En plus d’être un voyage dans le temps, ce roman invite à réfléchir sur des thèmes contemporains tels que le féminisme, les valeurs sociales, et le rôle de l’histoire dans la construction des identités modernes. Racim et Necib incarnent une jeunesse algérienne à la fois curieuse, audacieuse et tournée vers l’avenir, rappelant que l’innovation ne se limite pas à la technologie, mais peut aussi naître des récits et de la créativité.
Une plume satirique au service de la critique culturelle
En effet, dans son article intitulé « Daoudix et Sansalix au service de Sa Majesté », Zoubida Berrahou manie l’art de la satire avec brio pour dénoncer les dynamiques culturelles et politiques qui lient, parfois de manière pernicieuse, la France et l’Algérie. Elle revisite avec humour et ironie le monde des célèbres personnages d’Astérix et Obélix, qu’elle rebaptise « Gallimardiens » en référence à la maison d’édition Gallimard, pour analyser le positionnement et l’instrumentalisation d’auteurs algériens comme Boualem Sansal et Kamel Daoud.

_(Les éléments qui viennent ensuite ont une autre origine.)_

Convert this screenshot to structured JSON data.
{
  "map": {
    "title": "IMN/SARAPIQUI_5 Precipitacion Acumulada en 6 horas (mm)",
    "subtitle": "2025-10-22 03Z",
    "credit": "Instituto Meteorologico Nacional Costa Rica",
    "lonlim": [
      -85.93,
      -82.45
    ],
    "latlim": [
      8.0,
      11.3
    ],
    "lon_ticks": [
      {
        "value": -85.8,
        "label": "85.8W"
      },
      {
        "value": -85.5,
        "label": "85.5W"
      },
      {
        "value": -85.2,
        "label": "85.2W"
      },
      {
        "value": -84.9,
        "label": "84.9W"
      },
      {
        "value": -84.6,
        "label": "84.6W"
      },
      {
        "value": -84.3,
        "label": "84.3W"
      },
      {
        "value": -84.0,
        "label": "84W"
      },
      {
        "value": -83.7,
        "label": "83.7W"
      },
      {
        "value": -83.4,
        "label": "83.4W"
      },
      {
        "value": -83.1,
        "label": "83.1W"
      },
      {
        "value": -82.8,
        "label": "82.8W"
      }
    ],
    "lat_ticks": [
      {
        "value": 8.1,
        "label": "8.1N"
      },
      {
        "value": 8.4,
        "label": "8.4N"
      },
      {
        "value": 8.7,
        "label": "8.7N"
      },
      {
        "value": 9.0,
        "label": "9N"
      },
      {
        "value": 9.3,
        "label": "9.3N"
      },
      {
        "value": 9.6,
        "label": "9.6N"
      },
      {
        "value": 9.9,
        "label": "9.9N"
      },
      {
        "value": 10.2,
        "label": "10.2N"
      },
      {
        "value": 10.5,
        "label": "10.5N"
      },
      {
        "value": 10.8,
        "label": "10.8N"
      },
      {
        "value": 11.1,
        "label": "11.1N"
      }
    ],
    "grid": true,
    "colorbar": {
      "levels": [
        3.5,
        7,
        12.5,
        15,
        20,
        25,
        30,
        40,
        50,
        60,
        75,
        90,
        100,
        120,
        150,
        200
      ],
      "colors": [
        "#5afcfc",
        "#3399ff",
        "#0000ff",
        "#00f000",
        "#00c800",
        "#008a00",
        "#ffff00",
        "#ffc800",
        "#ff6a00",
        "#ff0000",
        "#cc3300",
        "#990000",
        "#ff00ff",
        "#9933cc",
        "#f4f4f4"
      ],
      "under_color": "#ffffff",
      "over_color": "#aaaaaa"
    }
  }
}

Zoubida Berrahou présente Boualem Sansal sous les traits d’un Obélix caricatural, doté d’une queue de cheval et d’un ton comique malgré lui, tout en pointant ses contradictions. L’auteur est dépeint comme un « prophète » de la littérature française, érigé au rang de Voltaire contemporain par les médias français, mais dont les postures humanistes et révolutionnaires semblent, selon Berrahou, teintées d’hypocrisie. Elle n’hésite pas à souligner son passé de haut fonctionnaire dans l’administration algérienne, dénonçant les incohérences entre son discours actuel d’opposition et les privilèges dont il aurait profité par le passé.

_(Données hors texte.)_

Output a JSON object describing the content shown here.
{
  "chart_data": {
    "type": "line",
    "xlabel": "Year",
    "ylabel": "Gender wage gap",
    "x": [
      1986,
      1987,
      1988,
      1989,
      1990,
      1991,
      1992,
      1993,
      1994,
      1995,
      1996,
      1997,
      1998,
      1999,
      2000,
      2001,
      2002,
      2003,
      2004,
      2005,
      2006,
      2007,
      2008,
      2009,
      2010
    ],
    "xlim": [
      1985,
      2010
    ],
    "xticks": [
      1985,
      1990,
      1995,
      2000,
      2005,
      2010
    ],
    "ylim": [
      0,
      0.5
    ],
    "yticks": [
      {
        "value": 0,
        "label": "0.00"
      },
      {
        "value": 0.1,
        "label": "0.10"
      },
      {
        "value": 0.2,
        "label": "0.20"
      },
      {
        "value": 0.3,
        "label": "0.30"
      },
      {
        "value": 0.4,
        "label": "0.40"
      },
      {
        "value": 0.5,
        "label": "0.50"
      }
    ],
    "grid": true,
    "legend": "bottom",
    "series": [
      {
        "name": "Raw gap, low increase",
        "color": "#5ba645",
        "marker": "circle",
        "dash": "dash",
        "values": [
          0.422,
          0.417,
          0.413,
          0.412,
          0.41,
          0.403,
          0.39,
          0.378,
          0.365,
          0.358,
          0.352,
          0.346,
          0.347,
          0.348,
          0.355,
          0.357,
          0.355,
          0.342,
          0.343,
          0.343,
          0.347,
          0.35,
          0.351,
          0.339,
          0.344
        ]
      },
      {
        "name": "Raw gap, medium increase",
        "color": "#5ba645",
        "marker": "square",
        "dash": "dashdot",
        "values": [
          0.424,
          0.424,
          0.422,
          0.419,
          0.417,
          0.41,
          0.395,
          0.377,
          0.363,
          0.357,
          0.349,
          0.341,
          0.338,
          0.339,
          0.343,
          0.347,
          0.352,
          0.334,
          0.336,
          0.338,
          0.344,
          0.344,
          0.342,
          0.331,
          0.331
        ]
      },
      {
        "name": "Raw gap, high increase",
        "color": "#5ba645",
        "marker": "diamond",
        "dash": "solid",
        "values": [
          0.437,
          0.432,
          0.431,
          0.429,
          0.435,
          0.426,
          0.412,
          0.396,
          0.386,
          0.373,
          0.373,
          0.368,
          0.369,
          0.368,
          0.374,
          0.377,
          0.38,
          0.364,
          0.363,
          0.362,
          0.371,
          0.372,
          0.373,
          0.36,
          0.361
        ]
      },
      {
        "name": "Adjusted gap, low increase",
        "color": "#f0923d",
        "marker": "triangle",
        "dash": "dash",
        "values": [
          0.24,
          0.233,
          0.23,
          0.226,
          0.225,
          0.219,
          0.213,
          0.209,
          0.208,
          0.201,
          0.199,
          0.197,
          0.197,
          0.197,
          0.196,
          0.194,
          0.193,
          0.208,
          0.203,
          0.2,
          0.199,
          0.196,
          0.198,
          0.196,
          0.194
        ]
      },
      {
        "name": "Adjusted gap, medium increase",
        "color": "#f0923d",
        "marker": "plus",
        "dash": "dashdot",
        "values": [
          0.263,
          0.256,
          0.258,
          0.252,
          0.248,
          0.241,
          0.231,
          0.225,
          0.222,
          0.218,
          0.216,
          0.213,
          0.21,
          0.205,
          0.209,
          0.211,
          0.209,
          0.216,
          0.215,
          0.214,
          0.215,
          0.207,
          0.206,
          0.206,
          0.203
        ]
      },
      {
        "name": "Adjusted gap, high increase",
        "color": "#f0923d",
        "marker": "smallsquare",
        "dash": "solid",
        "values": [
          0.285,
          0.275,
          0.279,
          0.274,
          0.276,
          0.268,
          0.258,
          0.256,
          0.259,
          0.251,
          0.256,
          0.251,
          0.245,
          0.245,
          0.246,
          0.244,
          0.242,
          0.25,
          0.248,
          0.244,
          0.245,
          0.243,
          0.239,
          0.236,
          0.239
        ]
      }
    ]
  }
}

Dans le même registre satirique, Kamel Daoud est associé à Astérix, un personnage fier et souvent égaré par son ego. Selon Berrahou, il incarne un écrivain promu stratégiquement pour mener les « guerres culturelles à la française », un rôle qui, bien que flatteur en apparence, sert davantage les intérêts d’une France nostalgique de son passé colonial que ceux de la littérature algérienne ou universelle.
L’utilisation d’images populaires comme Astérix et Obélix permet à Zoubida Berrahou de rendre ses critiques accessibles tout en désacralisant les figures intellectuelles mises en avant par les médias français. Elle y mêle des observations acerbes, comme la comparaison entre Sansal et « Hansel » des contes de Grimm, pour dénoncer la victimisation de ces écrivains par les médias occidentaux, qui les présentent comme des martyrs d’un « régime totalitaire algérien ».
La satire atteint son apogée lorsque Berrahou décrit Boualem Sansal comme un « Voltarène » (parodie de Voltaire) du passé colonial français, une figure promue pour conforter les narratifs algérophobes en France. Elle remet en question la vision binaire imposée par les médias, où l’Algérie serait un État oppressif face à de courageux intellectuels dissidents, en soulignant les nuances souvent ignorées. Par exemple, elle rappelle que Sansal a bénéficié d’avantages significatifs dans son pays natal, et que ses critiques s’accompagnent de silences gênants sur son propre rôle dans les rouages administratifs.
Enfin, Berrahou prolonge sa satire en abordant la « décennie noire » en Algérie. Elle critique Kamel Daoud pour sa simplification de cette période complexe, la réduisant à une guerre civile entre islamistes. Berrahou y voit une tentative de réécriture historique qui minimise le rôle des puissances étrangères, notamment la France, dans les bouleversements de cette époque.
À travers ce texte incisif, Zoubida Berrahou ne se contente pas de critiquer des écrivains spécifiques ; elle remet en cause un système culturel et politique où la littérature devient un instrument de pouvoir, au détriment de la vérité historique et des luttes sociales. Son écriture, à la fois érudite et acerbe, révèle une capacité unique à jongler entre humour, critique et analyse profonde des enjeux géopolitiques.